04-05-2025
“Bienaventurados los que lavan sus ropas, para tener derecho al árbol de la vida, y para entrar por las puertas en la ciudad.”
Apocalipsis 22:14
Apocalipsis 22:14
La obediencia no solo tiene consecuencias temporales, sino eternas. Aquellos que viven en obediencia a Dios tendrán acceso al árbol de la vida. Mateo 7:21 enseña: “No todo el que me dice: Señor, Señor, entrará en el reino de los cielos, sino el que hace la voluntad de mi Padre que está en los cielos.” No basta con confesar; debemos obedecer.

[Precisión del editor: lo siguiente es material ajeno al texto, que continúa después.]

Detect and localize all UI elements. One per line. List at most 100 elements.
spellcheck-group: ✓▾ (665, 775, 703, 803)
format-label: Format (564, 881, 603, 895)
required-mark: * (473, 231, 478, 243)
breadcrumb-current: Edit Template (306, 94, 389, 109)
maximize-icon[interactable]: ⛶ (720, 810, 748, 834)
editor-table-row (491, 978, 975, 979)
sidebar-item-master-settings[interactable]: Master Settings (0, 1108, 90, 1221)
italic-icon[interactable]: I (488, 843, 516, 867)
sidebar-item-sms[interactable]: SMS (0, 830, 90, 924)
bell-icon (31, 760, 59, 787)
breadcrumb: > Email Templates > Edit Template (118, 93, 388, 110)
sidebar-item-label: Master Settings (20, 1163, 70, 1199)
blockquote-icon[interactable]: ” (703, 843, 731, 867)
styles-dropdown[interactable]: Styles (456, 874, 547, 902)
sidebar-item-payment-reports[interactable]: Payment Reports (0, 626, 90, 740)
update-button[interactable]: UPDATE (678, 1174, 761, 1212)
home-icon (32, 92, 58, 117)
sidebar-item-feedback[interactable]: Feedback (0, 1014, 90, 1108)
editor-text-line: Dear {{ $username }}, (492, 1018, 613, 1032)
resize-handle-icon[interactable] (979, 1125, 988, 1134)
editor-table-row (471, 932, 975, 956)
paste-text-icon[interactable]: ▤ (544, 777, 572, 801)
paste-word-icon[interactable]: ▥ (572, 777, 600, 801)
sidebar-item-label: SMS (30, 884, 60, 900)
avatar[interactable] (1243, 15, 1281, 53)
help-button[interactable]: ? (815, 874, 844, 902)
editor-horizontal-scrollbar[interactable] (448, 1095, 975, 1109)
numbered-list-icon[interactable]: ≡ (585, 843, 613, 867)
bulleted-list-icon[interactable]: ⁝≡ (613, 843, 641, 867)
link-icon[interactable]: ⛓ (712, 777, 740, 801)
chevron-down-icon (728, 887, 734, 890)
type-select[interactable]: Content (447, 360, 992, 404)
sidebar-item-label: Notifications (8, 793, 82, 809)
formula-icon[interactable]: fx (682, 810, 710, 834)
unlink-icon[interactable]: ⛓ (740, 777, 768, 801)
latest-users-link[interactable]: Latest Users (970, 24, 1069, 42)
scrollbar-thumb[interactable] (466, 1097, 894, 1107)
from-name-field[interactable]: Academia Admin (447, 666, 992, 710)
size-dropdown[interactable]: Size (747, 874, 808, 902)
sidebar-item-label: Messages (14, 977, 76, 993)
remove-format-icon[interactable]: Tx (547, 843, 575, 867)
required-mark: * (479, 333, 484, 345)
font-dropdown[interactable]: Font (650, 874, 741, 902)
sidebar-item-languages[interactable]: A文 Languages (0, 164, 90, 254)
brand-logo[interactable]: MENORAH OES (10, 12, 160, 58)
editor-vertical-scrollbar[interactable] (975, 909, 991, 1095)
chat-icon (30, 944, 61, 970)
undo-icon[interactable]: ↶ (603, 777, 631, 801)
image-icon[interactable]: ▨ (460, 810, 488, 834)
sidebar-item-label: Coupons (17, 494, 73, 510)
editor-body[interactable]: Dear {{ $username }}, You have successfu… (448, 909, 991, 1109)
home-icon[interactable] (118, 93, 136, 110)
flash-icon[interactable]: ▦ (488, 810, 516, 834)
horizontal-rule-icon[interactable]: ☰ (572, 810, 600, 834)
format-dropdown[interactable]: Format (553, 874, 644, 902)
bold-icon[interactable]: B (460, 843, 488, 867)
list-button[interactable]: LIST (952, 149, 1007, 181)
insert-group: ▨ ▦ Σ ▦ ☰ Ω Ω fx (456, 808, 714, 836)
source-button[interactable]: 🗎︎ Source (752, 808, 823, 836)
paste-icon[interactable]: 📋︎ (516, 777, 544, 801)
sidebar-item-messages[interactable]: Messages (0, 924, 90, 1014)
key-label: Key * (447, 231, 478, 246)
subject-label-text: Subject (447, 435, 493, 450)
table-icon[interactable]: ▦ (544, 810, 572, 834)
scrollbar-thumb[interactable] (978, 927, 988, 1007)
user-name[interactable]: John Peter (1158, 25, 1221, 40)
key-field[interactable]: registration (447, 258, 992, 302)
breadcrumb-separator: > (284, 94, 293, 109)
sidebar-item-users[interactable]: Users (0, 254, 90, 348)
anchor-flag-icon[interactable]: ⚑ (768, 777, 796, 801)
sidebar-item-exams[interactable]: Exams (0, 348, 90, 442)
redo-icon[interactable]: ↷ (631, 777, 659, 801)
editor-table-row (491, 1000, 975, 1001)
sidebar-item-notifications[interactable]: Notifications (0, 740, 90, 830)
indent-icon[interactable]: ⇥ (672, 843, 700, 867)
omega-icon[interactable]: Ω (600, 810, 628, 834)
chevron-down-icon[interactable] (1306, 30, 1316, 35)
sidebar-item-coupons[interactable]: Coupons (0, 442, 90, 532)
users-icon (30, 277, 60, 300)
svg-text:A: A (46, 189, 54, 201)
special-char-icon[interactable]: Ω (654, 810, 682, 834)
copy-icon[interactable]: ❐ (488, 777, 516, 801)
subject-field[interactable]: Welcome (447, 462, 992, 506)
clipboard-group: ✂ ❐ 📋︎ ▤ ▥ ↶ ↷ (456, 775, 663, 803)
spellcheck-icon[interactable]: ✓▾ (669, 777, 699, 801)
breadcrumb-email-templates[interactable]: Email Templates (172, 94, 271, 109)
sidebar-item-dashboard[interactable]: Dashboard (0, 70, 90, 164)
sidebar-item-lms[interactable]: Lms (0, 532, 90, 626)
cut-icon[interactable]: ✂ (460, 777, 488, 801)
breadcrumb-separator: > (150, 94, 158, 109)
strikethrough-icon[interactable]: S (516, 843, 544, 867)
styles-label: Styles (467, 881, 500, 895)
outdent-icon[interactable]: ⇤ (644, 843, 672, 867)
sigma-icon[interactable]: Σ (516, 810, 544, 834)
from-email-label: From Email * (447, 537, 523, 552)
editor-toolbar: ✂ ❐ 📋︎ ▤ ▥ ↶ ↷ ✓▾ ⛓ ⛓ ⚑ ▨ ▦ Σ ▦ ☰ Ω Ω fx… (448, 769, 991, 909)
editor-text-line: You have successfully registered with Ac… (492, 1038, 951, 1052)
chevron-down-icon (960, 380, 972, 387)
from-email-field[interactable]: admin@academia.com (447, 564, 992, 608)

La obediencia a Cristo es evidencia de una fe genuina y viva que conduce a la vida eterna. Romanos 2:6-7 dice: “El cual pagará a cada uno conforme a sus obras: vida eterna a los que, perseverando en bien hacer, buscan gloria y honra e inmortalidad.” Dios es justo y recompensa a quienes le son fieles hasta el final.
Finalmente, 2 Timoteo 4:7-8 revela el testimonio de Pablo: “He peleado la buena batalla, he acabado la carrera, he guardado la fe. Por lo demás, me está guardada la corona de justicia, la cual me dará el Señor, juez justo, en aquel día; y no solo a mí, sino también a todos los que aman su venida.” Hay una corona reservada para los obedientes.
Nuestra obediencia hoy nos prepara para recibir la recompensa eterna que Dios ha prometido. Perseveremos fielmente, sabiendo que nuestro Señor es fiel para cumplir su promesa. ¡Vale la pena obedecer!